Explicit, AI-generated Taylor Swift images spread quickly on social media

New York

Pornographic, AI-generated images of the world’s most famous star spread across social media this week, underscoring the damaging potential posed by mainstream artificial intelligence technology: its ability to create convincingly real and damaging images.

The fake images of Taylor Swift were predominantly circulating on social media site X, previously known as Twitter. The photos – which show the singer in sexually suggestive and explicit positions – were viewed tens of millions of times before being removed from social platforms.

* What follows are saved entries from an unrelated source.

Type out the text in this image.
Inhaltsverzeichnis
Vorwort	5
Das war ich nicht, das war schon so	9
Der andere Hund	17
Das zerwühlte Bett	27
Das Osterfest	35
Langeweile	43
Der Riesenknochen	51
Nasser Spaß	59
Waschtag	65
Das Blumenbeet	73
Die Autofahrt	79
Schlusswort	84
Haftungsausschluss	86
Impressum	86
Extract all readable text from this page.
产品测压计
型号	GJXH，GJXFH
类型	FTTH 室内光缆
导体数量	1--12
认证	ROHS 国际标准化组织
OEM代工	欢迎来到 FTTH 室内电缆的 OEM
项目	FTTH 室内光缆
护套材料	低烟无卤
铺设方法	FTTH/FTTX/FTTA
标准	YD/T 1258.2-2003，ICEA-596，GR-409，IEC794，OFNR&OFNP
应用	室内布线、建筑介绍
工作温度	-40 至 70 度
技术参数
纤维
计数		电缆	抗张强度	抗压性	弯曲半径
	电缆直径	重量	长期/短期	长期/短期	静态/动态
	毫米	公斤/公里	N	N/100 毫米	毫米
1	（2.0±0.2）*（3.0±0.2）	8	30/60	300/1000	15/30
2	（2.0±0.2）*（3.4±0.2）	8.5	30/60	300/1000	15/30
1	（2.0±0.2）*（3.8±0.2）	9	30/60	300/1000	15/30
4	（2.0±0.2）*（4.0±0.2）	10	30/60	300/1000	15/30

But nothing on the internet is truly gone forever, and they will undoubtedly continue to be shared on other, less regulated channels.

Swift’s spokesperson did not respond to a request for comment.

Like most major social media platforms, X’s policies ban the sharing of “synthetic, manipulated, or out-of-context media that may deceive or confuse people and lead to harm.”

The company did not respond to CNN’s request for comment.

The incident comes as the United States heads into a presidential election year, and concerns are growing about how misleading AI-generated images and videos could be used to head up disinformation efforts and ultimately disrupt the vote.

“This is a prime example of the ways in which AI is being unleashed for a lot of nefarious reasons without enough guardrails in place to protect the public square,” Ben Decker, who runs Memetica, a digital investigations agency, told CNN.

Decker said the exploitation of generative AI tools to create potentially harmful content targeting all types of public figures is increasing quickly and spreading faster than ever across social media.

“The social media companies don’t really have effective plans in place to necessarily monitor the content,” he said.

X, for example, has largely gutted its content moderation team and relies on automated systems and user reporting. (In the EU, X is currently being investigated over its content moderation practices).

Meta, too, made cuts to its teams that tackle disinformation and coordinated troll and harassment campaigns on its platforms, people with direct knowledge of the situation told CNN, raising concerns ahead of the pivotal 2024 elections in the US and around the world.

It’s unclear where the Taylor Swift-related images originated. Although some images were found on sites such as Instagram and Reddit, they were a widespread issue on X in particular.

The incident also coincides with the rise of AI-generation tools such as ChatGPT and Dall-E. However, there is also a much wider world of unmoderated not-safe-for-work AI models in open source platforms, Decker said.

“This is indicative of a larger kind of fracturing content moderation and platform governance because if all the stakeholders – the AI companies, social media companies, regulators and civil society – are not talking about the same things and on the same page about how to address these issues, this type of content is just going to continue to proliferate,” he added.

Decker said, however, that Swift being targeted could bring more attention to the growing issues around AI-generated imagery. Swift’s enormous contingent of loyal “Swifties” expressed their outrage on social media this week, bringing the issue to the forefront. In 2022, a Ticketmaster meltdown ahead of her Eras Tour concert sparked rage online, leading to several legislative efforts to crack down on consumer-unfriendly ticketing policies.

Perhaps the same will be true about damaging AI-generated images, Decker suggested.

“When you have figures like Taylor Swift who are this big [targeted], maybe this is what prompts action from legislators and tech companies because they can’t afford to have America’s sweetheart be on a public campaign against them,” he said. “I would argue they need to make her feel better because she does carry probably more clout than almost anyone else on the internet.”

This type of technology has been used to create what’s known as “revenge porn” – posting explicit images of someone online without their consent – for a while now but is getting renewed attention now because of the offending photos of Swift.

Nine US states currently have laws against the creation or sharing of non-consensual deepfake photography, which are synthetic images created to mimic one’s likeness.